Allure élancée de mannequin, regard chaud sous des montures dorées et sourire confiant, Anita Traoré projette d’emblée l’image d’une femme d’action qui allie la grâce à la force de conviction.
Saisie sur le vif dans un cadre verdoyant à Tours, la Guinéenne de France affiche une élégance désinvolte et maîtrisée. Jeune dame à la taille élancée et d’une simplicité étudiée de par son combat pour les causes féminines, la cheffe de projet et fondatrice d’ACPPT impose son charisme naturel.
Présentement dans la ville de New York pour des visites touristiques, son regard, demeure tourné vers l’horizon, envers la détermination de celle qui mène au quotidien un combat sans merci contre les mutilations sexuelles féminines et les violences faites aux femmes.
C’est avec cette même prestance que la militante guinéo-française prépare ses bagages pour Maryland, où elle recevra le prix du ‘’Plaidoyer contre l’excision’’ pour son combat remarquable en faveur de la protection des femmes et des jeunes filles africaines.
La cérémonie annuelle met à l’honneur les Guinéens qui se distinguent par leur contribution à l’avancement de la communauté guinéenne aux États-Unis et dans les autres pays. Célébrant leurs réussites professionnelles et personnelles dans leurs domaines respectifs.
Qui est Anita Traoré ?
Succinctement, c’est la Responsable de projets associatifs et événementiels depuis 12 ans. C’est cette féministe engagée et militante. Cette jeune dame qui œuvre pour la défense des droits des femmes. Celle qui oblige et effraye les exciseuses à abandonner les mutilations sexuelles féminines.

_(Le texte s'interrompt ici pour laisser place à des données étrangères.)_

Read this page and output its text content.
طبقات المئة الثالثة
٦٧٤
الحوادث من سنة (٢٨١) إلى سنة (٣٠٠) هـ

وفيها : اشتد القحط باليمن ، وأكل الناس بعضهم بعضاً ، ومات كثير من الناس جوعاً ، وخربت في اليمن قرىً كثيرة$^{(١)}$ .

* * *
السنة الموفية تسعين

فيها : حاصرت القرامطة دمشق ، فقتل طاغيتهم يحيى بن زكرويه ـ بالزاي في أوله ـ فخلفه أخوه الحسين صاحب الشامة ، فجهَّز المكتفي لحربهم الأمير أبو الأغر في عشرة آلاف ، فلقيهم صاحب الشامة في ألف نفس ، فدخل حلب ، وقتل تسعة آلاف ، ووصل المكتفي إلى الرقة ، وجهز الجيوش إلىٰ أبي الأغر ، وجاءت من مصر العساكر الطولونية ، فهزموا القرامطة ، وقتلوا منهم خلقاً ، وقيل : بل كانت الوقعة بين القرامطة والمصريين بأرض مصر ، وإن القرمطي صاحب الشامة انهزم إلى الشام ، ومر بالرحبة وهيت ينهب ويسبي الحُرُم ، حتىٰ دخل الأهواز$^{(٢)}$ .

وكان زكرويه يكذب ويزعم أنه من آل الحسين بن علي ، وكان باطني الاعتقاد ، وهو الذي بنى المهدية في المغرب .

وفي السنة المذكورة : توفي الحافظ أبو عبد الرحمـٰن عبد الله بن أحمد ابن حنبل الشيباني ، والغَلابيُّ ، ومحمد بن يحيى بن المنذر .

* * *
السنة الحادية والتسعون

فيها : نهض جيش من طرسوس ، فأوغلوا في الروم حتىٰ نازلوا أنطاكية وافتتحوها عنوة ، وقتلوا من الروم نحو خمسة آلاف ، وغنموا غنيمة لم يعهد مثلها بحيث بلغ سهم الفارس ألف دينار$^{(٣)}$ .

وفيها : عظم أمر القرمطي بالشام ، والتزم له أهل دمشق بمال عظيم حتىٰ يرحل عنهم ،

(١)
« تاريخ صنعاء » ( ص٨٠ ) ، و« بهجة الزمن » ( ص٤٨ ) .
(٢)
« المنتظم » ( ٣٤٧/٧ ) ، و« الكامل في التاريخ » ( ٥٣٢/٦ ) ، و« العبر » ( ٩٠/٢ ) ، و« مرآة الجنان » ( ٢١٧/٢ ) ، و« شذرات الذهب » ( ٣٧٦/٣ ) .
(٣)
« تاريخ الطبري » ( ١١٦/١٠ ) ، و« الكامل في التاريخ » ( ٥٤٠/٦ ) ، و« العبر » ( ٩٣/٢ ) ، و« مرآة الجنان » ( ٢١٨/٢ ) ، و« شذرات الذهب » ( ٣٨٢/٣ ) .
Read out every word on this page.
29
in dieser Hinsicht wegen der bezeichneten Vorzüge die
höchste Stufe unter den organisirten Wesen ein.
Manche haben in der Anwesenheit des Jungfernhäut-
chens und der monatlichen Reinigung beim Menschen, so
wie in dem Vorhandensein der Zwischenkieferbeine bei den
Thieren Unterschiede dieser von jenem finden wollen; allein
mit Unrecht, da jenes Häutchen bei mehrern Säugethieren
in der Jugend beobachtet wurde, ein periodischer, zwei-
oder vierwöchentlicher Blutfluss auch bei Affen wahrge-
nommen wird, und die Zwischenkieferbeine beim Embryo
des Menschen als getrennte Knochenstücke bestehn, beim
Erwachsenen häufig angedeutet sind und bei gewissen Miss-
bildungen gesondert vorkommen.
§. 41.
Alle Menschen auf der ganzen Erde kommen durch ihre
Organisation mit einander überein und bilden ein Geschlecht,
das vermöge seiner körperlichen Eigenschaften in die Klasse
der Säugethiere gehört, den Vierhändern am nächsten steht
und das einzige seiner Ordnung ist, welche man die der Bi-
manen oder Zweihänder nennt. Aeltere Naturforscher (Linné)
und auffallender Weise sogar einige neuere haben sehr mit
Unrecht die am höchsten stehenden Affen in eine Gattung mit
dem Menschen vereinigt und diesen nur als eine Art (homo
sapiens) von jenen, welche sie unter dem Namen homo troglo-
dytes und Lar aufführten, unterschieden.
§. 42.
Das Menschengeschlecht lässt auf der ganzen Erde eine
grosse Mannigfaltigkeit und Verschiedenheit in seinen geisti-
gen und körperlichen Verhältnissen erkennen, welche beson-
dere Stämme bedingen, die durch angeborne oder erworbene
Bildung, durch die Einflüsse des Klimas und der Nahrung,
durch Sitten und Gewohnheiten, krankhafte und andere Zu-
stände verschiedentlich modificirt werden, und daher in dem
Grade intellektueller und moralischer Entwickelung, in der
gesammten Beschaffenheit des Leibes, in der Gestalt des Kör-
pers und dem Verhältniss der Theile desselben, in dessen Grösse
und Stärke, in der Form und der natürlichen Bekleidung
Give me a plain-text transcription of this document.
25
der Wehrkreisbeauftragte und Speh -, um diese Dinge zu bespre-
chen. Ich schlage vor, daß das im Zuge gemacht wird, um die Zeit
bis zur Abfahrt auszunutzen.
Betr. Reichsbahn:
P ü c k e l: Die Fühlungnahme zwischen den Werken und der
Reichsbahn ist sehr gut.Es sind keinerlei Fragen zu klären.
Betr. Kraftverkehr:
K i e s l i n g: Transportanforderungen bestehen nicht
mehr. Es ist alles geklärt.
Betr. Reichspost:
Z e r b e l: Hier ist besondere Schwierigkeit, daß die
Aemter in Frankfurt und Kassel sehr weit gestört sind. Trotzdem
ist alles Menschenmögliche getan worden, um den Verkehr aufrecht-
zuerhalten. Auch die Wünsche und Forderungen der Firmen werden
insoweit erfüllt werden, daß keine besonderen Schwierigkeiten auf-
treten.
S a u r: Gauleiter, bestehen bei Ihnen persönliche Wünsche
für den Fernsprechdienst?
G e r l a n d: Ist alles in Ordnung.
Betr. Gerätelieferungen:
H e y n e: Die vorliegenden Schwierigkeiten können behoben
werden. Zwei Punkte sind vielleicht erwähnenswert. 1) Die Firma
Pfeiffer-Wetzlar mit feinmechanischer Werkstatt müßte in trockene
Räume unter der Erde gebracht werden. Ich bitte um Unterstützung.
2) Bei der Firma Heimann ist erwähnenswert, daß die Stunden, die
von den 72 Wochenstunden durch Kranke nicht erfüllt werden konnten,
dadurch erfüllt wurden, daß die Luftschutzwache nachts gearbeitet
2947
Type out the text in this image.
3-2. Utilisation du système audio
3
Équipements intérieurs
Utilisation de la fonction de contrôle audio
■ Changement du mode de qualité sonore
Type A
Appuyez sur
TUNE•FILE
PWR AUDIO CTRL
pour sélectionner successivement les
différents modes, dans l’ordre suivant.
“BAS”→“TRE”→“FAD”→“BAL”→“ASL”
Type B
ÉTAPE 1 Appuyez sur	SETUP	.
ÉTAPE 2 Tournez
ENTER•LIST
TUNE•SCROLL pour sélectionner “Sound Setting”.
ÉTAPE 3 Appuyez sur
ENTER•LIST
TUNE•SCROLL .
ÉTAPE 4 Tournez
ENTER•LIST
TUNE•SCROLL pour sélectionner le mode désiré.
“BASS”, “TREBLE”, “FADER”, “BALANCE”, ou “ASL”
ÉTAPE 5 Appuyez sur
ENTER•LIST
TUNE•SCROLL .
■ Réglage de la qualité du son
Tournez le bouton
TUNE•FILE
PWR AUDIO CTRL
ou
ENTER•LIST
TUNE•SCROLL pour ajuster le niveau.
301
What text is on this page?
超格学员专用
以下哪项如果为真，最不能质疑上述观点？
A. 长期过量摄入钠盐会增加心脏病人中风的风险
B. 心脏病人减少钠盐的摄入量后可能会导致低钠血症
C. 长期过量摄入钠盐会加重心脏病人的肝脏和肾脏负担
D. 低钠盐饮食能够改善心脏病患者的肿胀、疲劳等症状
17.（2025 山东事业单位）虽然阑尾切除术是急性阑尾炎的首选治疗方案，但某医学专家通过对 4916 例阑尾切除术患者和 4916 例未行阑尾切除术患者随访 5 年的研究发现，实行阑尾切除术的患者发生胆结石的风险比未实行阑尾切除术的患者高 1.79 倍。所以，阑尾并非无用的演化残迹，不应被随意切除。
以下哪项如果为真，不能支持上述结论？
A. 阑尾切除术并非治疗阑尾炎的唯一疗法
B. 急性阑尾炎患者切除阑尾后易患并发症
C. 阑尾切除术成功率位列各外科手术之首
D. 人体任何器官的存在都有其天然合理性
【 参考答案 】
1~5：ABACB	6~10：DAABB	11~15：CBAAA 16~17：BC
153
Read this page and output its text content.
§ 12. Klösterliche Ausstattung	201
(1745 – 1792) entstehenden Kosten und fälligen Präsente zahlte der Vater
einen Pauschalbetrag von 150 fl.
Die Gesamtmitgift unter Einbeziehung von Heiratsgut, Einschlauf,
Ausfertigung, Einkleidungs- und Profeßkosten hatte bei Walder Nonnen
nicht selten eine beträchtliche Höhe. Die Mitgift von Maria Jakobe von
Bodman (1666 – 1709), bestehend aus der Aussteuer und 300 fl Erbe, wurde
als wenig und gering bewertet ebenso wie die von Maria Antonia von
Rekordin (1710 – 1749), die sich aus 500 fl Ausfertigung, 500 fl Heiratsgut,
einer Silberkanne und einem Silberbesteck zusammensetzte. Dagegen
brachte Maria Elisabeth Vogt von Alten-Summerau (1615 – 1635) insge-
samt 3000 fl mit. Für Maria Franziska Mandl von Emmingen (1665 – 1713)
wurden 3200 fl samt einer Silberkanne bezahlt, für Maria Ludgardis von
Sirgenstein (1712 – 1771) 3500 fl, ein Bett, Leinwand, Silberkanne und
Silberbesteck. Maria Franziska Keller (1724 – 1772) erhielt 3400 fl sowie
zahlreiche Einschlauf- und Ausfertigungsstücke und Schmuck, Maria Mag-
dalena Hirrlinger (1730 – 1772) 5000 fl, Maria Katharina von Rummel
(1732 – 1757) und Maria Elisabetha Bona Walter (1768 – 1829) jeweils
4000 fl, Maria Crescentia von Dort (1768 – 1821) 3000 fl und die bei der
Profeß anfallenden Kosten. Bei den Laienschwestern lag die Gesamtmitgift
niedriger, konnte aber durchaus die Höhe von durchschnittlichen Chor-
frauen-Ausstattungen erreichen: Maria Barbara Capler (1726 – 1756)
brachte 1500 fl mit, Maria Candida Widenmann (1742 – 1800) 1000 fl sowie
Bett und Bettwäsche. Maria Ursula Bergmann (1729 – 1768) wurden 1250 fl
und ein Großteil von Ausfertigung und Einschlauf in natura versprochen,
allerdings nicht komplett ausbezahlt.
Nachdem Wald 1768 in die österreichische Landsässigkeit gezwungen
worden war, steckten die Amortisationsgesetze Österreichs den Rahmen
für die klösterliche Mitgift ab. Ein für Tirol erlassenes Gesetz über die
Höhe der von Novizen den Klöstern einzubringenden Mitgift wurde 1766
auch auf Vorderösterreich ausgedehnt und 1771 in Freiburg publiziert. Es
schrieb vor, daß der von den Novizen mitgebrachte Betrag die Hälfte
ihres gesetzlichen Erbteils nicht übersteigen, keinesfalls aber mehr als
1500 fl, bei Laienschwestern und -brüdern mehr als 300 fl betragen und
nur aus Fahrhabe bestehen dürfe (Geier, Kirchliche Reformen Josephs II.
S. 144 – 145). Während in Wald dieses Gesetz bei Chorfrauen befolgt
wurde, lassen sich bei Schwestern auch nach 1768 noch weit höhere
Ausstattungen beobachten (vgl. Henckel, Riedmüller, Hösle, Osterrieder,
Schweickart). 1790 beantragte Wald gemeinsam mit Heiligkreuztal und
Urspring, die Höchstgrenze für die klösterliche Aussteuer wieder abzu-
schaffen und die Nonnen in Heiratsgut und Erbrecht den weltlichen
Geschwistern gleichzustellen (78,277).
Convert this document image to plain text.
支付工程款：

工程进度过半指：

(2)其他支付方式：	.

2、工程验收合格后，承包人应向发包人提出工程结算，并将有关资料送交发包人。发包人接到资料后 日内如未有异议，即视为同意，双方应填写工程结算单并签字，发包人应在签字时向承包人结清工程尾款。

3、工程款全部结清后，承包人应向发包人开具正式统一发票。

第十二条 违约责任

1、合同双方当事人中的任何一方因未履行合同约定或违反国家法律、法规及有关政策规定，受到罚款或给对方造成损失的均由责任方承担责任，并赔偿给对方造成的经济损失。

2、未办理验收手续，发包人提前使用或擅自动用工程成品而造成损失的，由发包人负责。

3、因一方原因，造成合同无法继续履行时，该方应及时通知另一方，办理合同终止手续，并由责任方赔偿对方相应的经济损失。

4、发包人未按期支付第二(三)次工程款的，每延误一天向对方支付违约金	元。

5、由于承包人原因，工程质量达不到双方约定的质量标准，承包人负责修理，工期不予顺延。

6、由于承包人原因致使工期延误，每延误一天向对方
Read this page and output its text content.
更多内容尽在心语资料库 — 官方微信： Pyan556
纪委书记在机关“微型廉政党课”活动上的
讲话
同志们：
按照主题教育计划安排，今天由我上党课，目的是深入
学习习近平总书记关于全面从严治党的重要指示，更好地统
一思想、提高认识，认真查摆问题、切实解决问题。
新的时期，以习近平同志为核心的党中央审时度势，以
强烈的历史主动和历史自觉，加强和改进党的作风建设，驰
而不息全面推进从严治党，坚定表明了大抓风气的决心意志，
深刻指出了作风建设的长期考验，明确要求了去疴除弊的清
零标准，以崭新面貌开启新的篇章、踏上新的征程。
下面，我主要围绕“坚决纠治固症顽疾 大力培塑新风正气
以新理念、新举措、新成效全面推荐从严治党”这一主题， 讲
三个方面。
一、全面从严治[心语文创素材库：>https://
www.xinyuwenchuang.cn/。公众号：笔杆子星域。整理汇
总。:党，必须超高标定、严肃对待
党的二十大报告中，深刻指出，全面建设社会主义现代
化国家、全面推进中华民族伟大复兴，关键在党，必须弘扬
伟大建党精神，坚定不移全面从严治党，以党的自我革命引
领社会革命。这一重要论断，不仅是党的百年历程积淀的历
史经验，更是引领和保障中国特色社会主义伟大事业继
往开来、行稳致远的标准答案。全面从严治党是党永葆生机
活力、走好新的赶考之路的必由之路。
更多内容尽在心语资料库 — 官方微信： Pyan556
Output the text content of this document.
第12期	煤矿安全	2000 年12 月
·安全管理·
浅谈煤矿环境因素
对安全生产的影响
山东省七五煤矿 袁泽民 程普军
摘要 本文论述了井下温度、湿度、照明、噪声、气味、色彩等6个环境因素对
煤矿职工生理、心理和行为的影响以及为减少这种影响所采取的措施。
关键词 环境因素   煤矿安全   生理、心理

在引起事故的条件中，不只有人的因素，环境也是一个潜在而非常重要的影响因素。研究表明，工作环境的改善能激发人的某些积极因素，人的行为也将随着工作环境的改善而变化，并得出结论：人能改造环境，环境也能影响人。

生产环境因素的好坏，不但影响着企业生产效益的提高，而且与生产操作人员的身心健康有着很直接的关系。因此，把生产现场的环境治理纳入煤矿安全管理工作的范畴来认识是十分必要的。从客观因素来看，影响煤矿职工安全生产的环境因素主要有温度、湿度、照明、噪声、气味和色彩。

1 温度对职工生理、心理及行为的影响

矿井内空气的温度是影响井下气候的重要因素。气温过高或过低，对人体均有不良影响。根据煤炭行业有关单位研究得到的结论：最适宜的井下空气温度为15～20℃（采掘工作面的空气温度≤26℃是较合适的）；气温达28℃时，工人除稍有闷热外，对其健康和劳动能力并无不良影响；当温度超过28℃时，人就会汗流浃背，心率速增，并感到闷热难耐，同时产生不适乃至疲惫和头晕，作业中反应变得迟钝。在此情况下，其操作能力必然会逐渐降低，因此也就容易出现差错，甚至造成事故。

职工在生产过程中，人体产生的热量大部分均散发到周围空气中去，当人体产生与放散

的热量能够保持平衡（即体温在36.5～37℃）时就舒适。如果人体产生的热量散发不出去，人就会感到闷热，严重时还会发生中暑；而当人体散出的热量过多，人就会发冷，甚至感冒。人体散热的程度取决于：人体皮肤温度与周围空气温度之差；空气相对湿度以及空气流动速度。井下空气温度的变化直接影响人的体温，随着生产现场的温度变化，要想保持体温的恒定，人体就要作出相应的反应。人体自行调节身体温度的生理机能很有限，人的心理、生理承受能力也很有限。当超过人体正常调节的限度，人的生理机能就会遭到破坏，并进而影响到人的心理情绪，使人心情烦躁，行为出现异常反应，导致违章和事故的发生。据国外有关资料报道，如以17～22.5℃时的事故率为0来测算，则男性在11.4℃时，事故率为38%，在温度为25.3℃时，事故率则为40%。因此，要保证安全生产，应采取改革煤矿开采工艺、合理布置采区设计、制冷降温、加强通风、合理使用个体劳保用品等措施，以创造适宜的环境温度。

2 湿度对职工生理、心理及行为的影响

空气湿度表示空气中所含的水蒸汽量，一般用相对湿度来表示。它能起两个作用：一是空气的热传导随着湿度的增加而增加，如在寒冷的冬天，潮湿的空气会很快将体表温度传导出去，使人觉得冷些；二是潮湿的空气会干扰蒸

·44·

C’est aussi celle qui à fondée l’association « Chance et Protection pour Toutes » depuis 2014. Celle qui accompagne femmes et familles dans leurs démarches sociales, administratives et médicales en France et en Guinée.
C’est enfin l’initiatrice de projets de plaidoyer, de sensibilisation et d’actions humanitaires. Celle qui est à l’Initiative de la conférence internationale « Libres et Entières pour l’abandon de l’excision » qui se tient à Tours chaque année depuis 2023.